The Sustainable Supply Chains team collaborated with the MIT Environmental Solutions Initiative and multinational mining company Vale to bring sustainability education to young engineering professionals in Brazil. Learn more about the program below and on MIT News.

For the mining industry, efforts to achieve sustainability are moving from local to global. In the past, mining companies focused sustainability initiatives more on their social license to operate — treating workers fairly and operating safe and healthy facilities. However, concerns over climate change have put mining operations and supply chains in the global spotlight, leading to various carbon-neutral promises by mining companies in recent months.

 

Heading in this direction is Vale, a global mining company and the world’s largest iron ore and nickel producer. It is a publicly traded company headquartered in Brazil with operations in 30 countries. In the wake of two major tailings dam failures, as well as continued pressure to reduce carbon emissions, Vale has committed to spend $2 billion to cut both its direct and indirect carbon emissions 33 percent by 2030. To meet these ambitions, a broad cultural change is required — and MIT is one of the partners invited by Vale to help with the challenge.

 

Stephen Potter, global strategy director for Vale, knows that local understanding of sustainability is fundamental to reaching its goals. “We need to attract the best and brightest young people to work in the Brazilian mining sector, and young people want to work for companies with a strong sustainability program,” Potter says.

 

To that end, Vale created the Mining Innovation in a New Environment (MINE) program in 2019, in collaboration with the MIT Environmental Solutions Initiative (ESI); the Imperial College London Consultants; The Bakery, a start-up accelerator; and SENAI CIMATEC, a Brazilian technical institute.
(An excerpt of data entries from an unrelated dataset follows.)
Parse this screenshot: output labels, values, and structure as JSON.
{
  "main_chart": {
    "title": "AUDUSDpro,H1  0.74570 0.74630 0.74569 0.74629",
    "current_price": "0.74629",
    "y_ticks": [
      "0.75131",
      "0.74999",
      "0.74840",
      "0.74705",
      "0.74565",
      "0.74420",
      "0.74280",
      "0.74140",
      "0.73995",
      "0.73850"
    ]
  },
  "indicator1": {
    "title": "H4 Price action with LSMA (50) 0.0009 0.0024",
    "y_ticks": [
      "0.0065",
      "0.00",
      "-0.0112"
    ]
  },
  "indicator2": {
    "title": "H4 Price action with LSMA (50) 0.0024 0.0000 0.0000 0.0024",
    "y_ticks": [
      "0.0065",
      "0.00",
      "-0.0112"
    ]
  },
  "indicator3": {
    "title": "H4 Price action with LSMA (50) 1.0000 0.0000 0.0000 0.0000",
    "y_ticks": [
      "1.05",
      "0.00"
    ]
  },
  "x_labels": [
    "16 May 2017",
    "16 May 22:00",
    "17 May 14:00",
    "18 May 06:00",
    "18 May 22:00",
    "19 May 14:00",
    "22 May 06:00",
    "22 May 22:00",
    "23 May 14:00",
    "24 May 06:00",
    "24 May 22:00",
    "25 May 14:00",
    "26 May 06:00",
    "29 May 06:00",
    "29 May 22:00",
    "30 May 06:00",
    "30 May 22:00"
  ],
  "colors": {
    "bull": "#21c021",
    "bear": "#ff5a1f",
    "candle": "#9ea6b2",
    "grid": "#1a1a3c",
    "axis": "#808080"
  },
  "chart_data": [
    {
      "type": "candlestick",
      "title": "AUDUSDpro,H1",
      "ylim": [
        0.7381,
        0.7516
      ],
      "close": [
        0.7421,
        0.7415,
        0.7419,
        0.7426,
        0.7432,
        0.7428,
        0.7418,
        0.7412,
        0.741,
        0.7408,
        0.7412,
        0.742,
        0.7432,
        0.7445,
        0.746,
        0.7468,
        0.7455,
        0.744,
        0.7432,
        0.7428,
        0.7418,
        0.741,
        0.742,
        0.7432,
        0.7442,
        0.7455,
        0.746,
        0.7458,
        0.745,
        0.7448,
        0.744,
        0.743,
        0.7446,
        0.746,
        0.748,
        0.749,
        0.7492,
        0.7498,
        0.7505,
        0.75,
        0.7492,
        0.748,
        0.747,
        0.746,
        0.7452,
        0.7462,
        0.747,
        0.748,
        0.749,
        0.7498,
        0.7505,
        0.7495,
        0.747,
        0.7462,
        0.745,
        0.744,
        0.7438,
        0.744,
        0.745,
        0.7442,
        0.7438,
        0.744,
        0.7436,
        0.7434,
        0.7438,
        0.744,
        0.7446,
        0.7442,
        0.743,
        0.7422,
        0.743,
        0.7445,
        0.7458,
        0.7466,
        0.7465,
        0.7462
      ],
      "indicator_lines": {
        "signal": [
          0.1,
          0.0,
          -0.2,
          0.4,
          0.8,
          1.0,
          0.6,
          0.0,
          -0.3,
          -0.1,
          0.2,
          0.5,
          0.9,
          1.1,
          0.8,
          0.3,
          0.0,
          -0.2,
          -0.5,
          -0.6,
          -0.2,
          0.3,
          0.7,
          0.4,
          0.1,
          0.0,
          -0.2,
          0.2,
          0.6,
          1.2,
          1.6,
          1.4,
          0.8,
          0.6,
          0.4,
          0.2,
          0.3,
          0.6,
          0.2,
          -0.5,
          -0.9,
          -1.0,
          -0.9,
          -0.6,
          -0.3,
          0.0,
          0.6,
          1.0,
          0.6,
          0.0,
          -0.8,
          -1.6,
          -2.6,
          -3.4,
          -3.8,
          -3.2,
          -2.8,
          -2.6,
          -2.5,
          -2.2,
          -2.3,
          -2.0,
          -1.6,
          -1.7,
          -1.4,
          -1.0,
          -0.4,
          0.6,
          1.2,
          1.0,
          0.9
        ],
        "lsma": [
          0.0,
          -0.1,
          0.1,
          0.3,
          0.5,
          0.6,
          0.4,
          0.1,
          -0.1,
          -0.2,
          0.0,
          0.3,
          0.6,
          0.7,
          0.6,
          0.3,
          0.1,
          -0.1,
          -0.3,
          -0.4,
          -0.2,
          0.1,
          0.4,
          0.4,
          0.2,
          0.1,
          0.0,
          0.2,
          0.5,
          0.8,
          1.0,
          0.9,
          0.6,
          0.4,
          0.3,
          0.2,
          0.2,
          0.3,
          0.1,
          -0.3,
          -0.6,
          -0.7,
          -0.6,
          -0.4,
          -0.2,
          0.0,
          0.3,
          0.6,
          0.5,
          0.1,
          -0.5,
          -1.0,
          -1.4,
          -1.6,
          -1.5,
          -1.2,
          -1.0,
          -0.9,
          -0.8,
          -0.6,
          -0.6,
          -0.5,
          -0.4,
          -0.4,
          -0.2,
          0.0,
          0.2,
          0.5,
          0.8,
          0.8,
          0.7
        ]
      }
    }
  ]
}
The program provides classes and sustainability training to young professionals with degrees relevant to mining engineering. Students in the MINE program get hands-on experience working with a real challenge the company is facing, while also expanding their personal leadership and technical skills. “Instilling young people with an entrepreneurial and innovative mindset is a core tenet of this program, whether they ultimately work at Vale or elsewhere,” says Potter.